At a company keynote in Las Vegas, Salesforce CEO Marc Benioff invited the international employees to stand. He then joked that ICE agents were in the back of the room, ready to deport them. He doubled down with more immigration-enforcement punchlines. The crowd responded with faint boos. Slack lit up with employees calling the comments "deeply horrifying" and "not funny."
Here's the part that makes this more than just a bad attempt at humor: this comes on the heels of multiple fatal shootings involving federal immigration agents, increased enforcement that ignores people's civil rights, and other acts of violence. People are dead. Families are grieving. And a billionaire CEO thought it was a good idea to riff on deportation for laughs.
Read the room.
As management-side counsel, I spend a lot of time telling executives that words matter. Culture isn't what's printed on the lobby wall. It's what leaders say and do when the spotlight is on them. When you talk about "trust" and "equality" in one breath and joke about immigration raids in the next, don't be surprised when your employees call foul.

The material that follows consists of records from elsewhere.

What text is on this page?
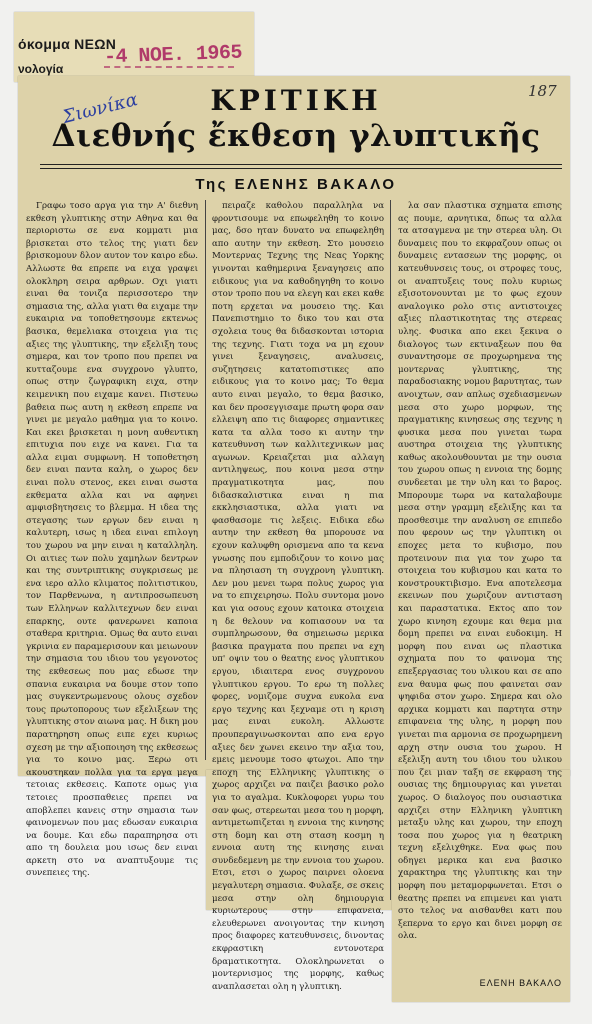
όκομμα ΝΕΩΝ
νολογία -4 ΝΟΕ. 1965
187
Σιωνίκα	ΚΡΙΤΙΚΗ
Διεθνής ἔκθεση γλυπτικῆς
Της ΕΛΕΝΗΣ ΒΑΚΑΛΟ

Γραφω τοσο αργα για την Α' διεθνη εκθεση γλυπτικης στην Αθηνα και θα περιοριστω σε ενα κομματι μια βρισκεται στο τελος της γιατι δεν βρισκομουν δλον αυτον τον καιρο εδω. Αλλωστε θα επρεπε να ειχα γραψει ολοκληρη σειρα αρθρων. Οχι γιατι ειναι θα τονιζα περισσοτερο την σημασια της, αλλα γιατι θα ειχαμε την ευκαιρια να τοποθετησουμε εκτενως βασικα, θεμελιακα στοιχεια για τις αξιες της γλυπτικης, την εξελιξη τους σημερα, και τον τροπο που πρεπει να κυτταζουμε ενα συγχρονο γλυπτο, οπως στην ζωγραφικη ειχα, στην κειμενικη που ειχαμε κανει. Πιστευω βαθεια πως αυτη η εκθεση επρεπε να γινει με μεγαλο μαθημα για το κοινο. Και εκει βρισκεται η μονη αυθεντικη επιτυχια που ειχε να κανει. Για τα αλλα ειμαι συμφωνη. Η τοποθετηση δεν ειναι παντα καλη, ο χωρος δεν ειναι πολυ στενος, εκει ειναι σωστα εκθεματα αλλα και να αφηνει αμφισβητησεις το βλεμμα. Η ιδεα της στεγασης των εργων δεν ειναι η καλυτερη, ισως η ιδεα ειναι επιλογη του χωρου να μην ειναι η καταλληλη. Οι αιτιες των πολυ χαμηλων δεντρων και της συντριπτικης συγκρισεως με ενα ιερο αλλο κλιματος πολιτιστικου, τον Παρθενωνα, η αντιπροσωπευση των Ελληνων καλλιτεχνων δεν ειναι επαρκης, ουτε φανερωνει καποια σταθερα κριτηρια. Ομως θα αυτο ειναι γκρινια εν παραμερισουν και μειωνουν την σημασια του ιδιου του γεγονοτος της εκθεσεως που μας εδωσε την σπανια ευκαιρια να δουμε στον τοπο μας συγκεντρωμενους ολους σχεδον τους πρωτοπορους των εξελιξεων της γλυπτικης στον αιωνα μας. Η δικη μου παρατηρηση οπως ειπε εχει κυριως σχεση με την αξιοποιηση της εκθεσεως για το κοινο μας. Ξερω οτι ακουστηκαν πολλα για τα εργα μεγα τετοιας εκθεσεις. Καποτε ομως για τετοιες προσπαθειες πρεπει να αποβλεπει κανεις στην σημασια των φαινομενων που μας εδωσαν ευκαιρια να δουμε. Και εδω παραπηρησα οτι απο τη δουλεια μου ισως δεν ειναι αρκετη στο να αναπτυξουμε τις συνεπειες της.

πειραζε καθολου παραλληλα να φροντισουμε να επωφεληθη το κοινο μας, δσο ηταν δυνατο να επωφεληθη απο αυτην την εκθεση. Στο μουσειο Μοντερνας Τεχνης της Νεας Υορκης γινονται καθημερινα ξεναγησεις απο ειδικους για να καθοδηγηθη το κοινο στον τροπο που να ελεγη και εκει καθε ποτη ερχεται να μουσειο της. Και Πανεπιστημιο το δικο του και στα σχολεια τους θα διδασκονται ιστορια της τεχνης. Γιατι τοχα να μη εχουν γινει ξεναγησεις, αναλυσεις, συζητησεις κατατοπιστικες απο ειδικους για το κοινο μας; Το θεμα αυτο ειναι μεγαλο, το θεμα βασικο, και δεν προσεγγισαμε πρωτη φορα σαν ελλειψη απο τις διαφορες σημαντικες κατα τα αλλα τοσο κι αυτην την κατευθυνση των καλλιτεχνικων μας αγωνων. Κρειαζεται μια αλλαγη αντιληψεως, που κοινα μεσα στην πραγματικοτητα μας, που διδασκαλιστικα ειναι η πια εκκλησιαστικα, αλλα γιατι να φασθασομε τις λεξεις. Ειδικα εδω αυτην την εκθεση θα μπορουσε να εχουν καλυφθη ορισμενα απο τα κενα γνωσης που εμποδιζουν το κοινο μας να πλησιαση τη συγχρονη γλυπτικη. Δεν μου μενει τωρα πολυς χωρος για να το επιχειρησω. Πολυ συντομα μονο και για οσους εχουν κατοικα στοιχεια η δε θελουν να κοπιασουν να τα συμπληρωσουν, θα σημειωσω μερικα βασικα πραγματα που πρεπει να εχη υπ' οψιν του ο θεατης ενος γλυπτικου εργου, ιδιαιτερα ενος συγχρονου γλυπτικου εργου. Το ερω τη πολλες φορες, νομιζομε συχνα ευκολα ενα εργο τεχνης και ξεχναμε οτι η κριση μας ειναι ευκολη. Αλλωστε προυπεραγινωσκονται απο ενα εργο αξιες δεν χωνει εκεινο την αξια του, εμεις μενουμε τοσο φτωχοι. Απο την εποχη της Ελληνικης γλυπτικης ο χωρος αρχιζει να παιζει βασικο ρολο για το αγαλμα. Κυκλοφορει γυρω του σαν φως, στερεωται μεσα του η μορφη, αντιμετωπιζεται η εννοια της κινησης στη δομη και στη σταση κοσμη η εννοια αυτη της κινησης ειναι συνδεδεμενη με την εννοια του χωρου. Ετσι, ετσι ο χωρος παιρνει ολοενα μεγαλυτερη σημασια. Φυλαξε, σε σκεις μεσα στην ολη δημιουργια κυριωτερους στην επιφανεια, ελευθερωνει ανοιγοντας την κινηση προς διαφορες κατευθυνσεις, δινοντας εκφραστικη εντονοτερα δραματικοτητα. Ολοκληρωνεται ο μοντερνισμος της μορφης, καθως αναπλασεται ολη η γλυπτικη.

λα σαν πλαστικα σχηματα επισης ας πουμε, αρνητικα, δπως τα αλλα τα ατσαγμενα με την στερεα υλη. Οι δυναμεις που το εκφραζουν οπως οι δυναμεις εντασεων της μορφης, οι κατευθυνσεις τους, οι στροφες τους, οι αναπτυξεις τους πολυ κυριως εξισοτονουνται με το φως εχουν αναλογικο ρολο στις αντιστοιχες αξιες πλαστικοτητας της στερεας υλης. Φυσικα απο εκει ξεκινα ο διαλογος των εκτιναξεων που θα συναντησομε σε προχωρημενα της μοντερνας γλυπτικης, της παραδοσιακης νομου βαρυτητας, των ανοιχτων, σαν απλως σχεδιασμενων μεσα στο χωρο μορφων, της πραγματικης κινησεως σης τεχνης η φυσικα μεσα που γινεται τωρα αυστηρα στοιχεια της γλυπτικης καθως ακολουθουνται με την ουσια του χωρου οπως η εννοια της δομης συνδεεται με την υλη και το βαρος. Μπορουμε τωρα να καταλαβουμε μεσα στην γραμμη εξελιξης και τα προσθεσιμε την αναλυση σε επιπεδο που φερουν ως την γλυπτικη οι εποχες μετα το κυβισμο, που προτεινουν πια για τον χωρο τα στοιχεια του κυβισμου και κατα το κονστρουκτιβισμο. Ενα αποτελεσμα εκεινων που χωριζουν αντισταση και παραστατικα. Εκτος απο τον χωρο κινηση εχουμε και θεμα μια δομη πρεπει να ειναι ευδοκιμη. Η μορφη που ειναι ως πλαστικα σχηματα που το φαινομα της επεξεργασιας του υλικου και σε απο ενα θαυμα φως που φαινεται σαν ψηφιδα στον χωρο. Σημερα και ολο αρχικα κομματι και παρτητα στην επιφανεια της υλης, η μορφη που γινεται πια αρμονια σε προχωρημενη αρχη στην ουσια του χωρου. Η εξελιξη αυτη του ιδιου του υλικου που ζει μιαν ταξη σε εκφραση της ουσιας της δημιουργιας και γινεται χωρος. Ο διαλογος που ουσιαστικα αρχιζει στην Ελληνικη γλυπτικη μεταξυ υλης και χωρου, την εποχη τοσα που χωρος για η θεατρικη τεχνη εξελιχθηκε. Ενα φως που οδηγει μερικα και ενα βασικο χαρακτηρα της γλυπτικης και την μορφη που μεταμορφωνεται. Ετσι ο θεατης πρεπει να επιμενει και γιατι στο τελος να αισθανθει κατι που ξεπερνα το εργο και δινει μορφη σε ολα.

ΕΛΕΝΗ ΒΑΚΑΛΟ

This isn't about politics. It's about judgment. Poor judgment.
When a general manager publicly says the jokes were "indefensible" and don't align with his values, that’s not a minor PR hiccup. That's your own leadership team distancing itself from you. When employees start circulating letters demanding policy changes and public denunciations, you've turned a keynote into a crisis.
Could this have been avoided? Of course. "Just do the corporate presentation." Talk about products. Talk about growth. Talk about strategy. Do not make deportation the punchline. Don't make your international employees the butt of a tasteless joke.
Humor in the workplace is tricky. Humor about immigration enforcement—especially amid real-world violence—is radioactive. Leaders who don't understand that are either insulated from reality or indifferent to it. Neither is a good look.
If you're the CEO, you don't get to test-drive edgy material at the expense of your workforce's sense of safety and decency. If you make vile jokes about ICE raids, don't act shocked when your employees decide you're the problem, or when you're nominated as the Worst Employer of 2026.